Unite, celebrate and elevate. This is the mission of the Memphis Soul Prize, a poetry competition focusing on the unique perspectives of Memphis by its students. Donny Granger, founder of Memphis Soul Prize and Creation Studios, set this competition to teach students about their history and to express their gratitude through poetry.
“At its core, the Memphis Soul Prize is a city-wide poetry competition that allows high school students to create works of art that the whole city can rally around,”Granger said. “The students learn. The students write. The city votes on the best. Then we take the five finalists and create short films to bring the poetry to life.”
Bringing this Memphis Soul Prize to life, AP Seminar and Research teacher Joanna Lawrence was one of the first teachers to join this project and to plan its application in Memphis City Schools. She became the lifeline to the Memphis Soul Prize at White Station.
“Each year, I enjoy reading students’ personal perspectives about the city. Where we live, where we call home, always has a unique place in our lives, and poetry is a wonderful way to express that perspective about Memphis,” Lawrence said.
Though the writing process can be mind-numbing, with practice, the right words will pop out for the taking. Autumn Bobo (12) knows all about the ins and outs of creating poetry: she won the Memphis Soul Prize with her poem “A Hill is Not my Home”. She knows honing in on what your definition of Memphis truly is, along with creating this detailed image is difficult.
“I [didn’t have] any of the poem, but when she first said it… I went on my notes app and just typed out: raze and raise… and that’s pretty much the basis of the entire poem,” Bobo said. “And from there, it was just looking at the piece of paper until my brain processes and then just writing.” This consuming creative process that Bobo took was interrupted by the coronavirus. However, as the Memphian she is , she continued to work on her project so that they can be a beacon of hope to this city during this dark time.
“We are so incredibly delighted that we could bring back a little light into everyone’s world this summer,” Granger said. “The poets worked so hard. We are all so blessed by their insight and their creativity… COVID-19 didn’t keep us from creating or from celebrating.”
After all the hard work she went through creating, writing and recording, Bobo and her fellow poets sat and waited for the results during the televised competition.
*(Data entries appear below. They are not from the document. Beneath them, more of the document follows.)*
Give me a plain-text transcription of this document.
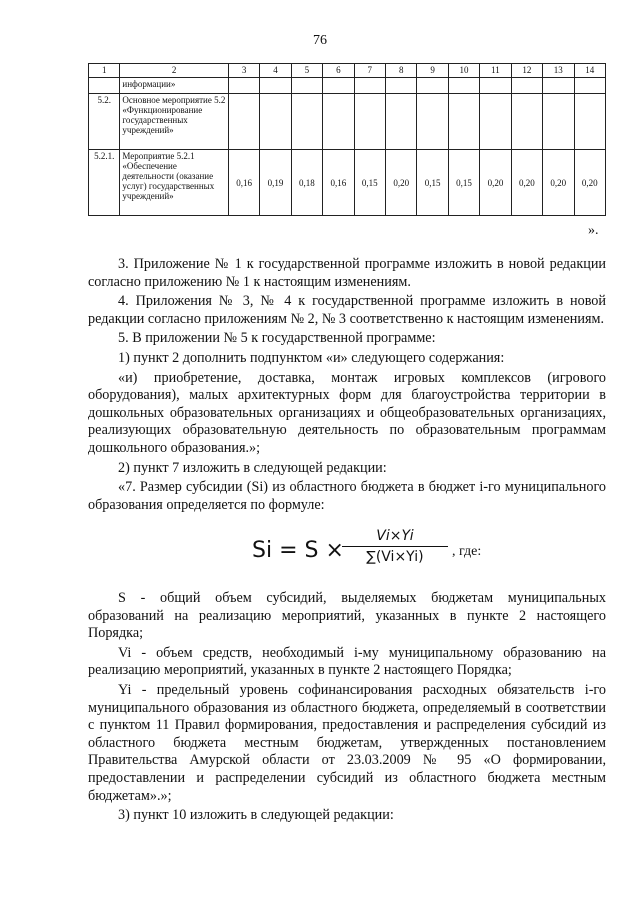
76
1	2	3	4	5	6	7	8	9	10	11	12	13	14
	информации»												
5.2.	Основное мероприятие 5.2 «Функционирование государственных учреждений»												
5.2.1.	Мероприятие 5.2.1 «Обеспечение деятельности (оказание услуг) государственных учреждений»	0,16	0,19	0,18	0,16	0,15	0,20	0,15	0,15	0,20	0,20	0,20	0,20
».

3. Приложение № 1 к государственной программе изложить в новой редакции согласно приложению № 1 к настоящим изменениям.

4. Приложения № 3, № 4 к государственной программе изложить в новой редакции согласно приложениям № 2, № 3 соответственно к настоящим изменениям.

5. В приложении № 5 к государственной программе:

1) пункт 2 дополнить подпунктом «и» следующего содержания:

«и) приобретение, доставка, монтаж игровых комплексов (игрового оборудования), малых архитектурных форм для благоустройства территории в дошкольных образовательных организациях и общеобразовательных организациях, реализующих образовательную деятельность по образовательным программам дошкольного образования.»;

2) пункт 7 изложить в следующей редакции:

«7. Размер субсидии (Si) из областного бюджета в бюджет i-го муниципального образования определяется по формуле:

Si = S ×
$\frac{Vi\times Yi}{\sum(Vi\times Yi)}$ , где:

S - общий объем субсидий, выделяемых бюджетам муниципальных образований на реализацию мероприятий, указанных в пункте 2 настоящего Порядка;

Vi - объем средств, необходимый i-му муниципальному образованию на реализацию мероприятий, указанных в пункте 2 настоящего Порядка;

Yi - предельный уровень софинансирования расходных обязательств i-го муниципального образования из областного бюджета, определяемый в соответствии с пунктом 11 Правил формирования, предоставления и распределения субсидий из областного бюджета местным бюджетам, утвержденных постановлением Правительства Амурской области от 23.03.2009 № 95 «О формировании, предоставлении и распределении субсидий из областного бюджета местным бюджетам».»;

3) пункт 10 изложить в следующей редакции:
The city watched, listened and pondered each poem, but ultimately knew no other poet should win the Memphis Soul Prize besides Autumn Bobo. Winning was surreal but more importantly cathartic for her.
“It’s euphoric, honestly because nobody that I know has ever really known about my poetry, and to have it be broadcasted to so publicly, knowing that I put something into the world that other people enjoy, it’s just a different kind of feeling,” Bobo said.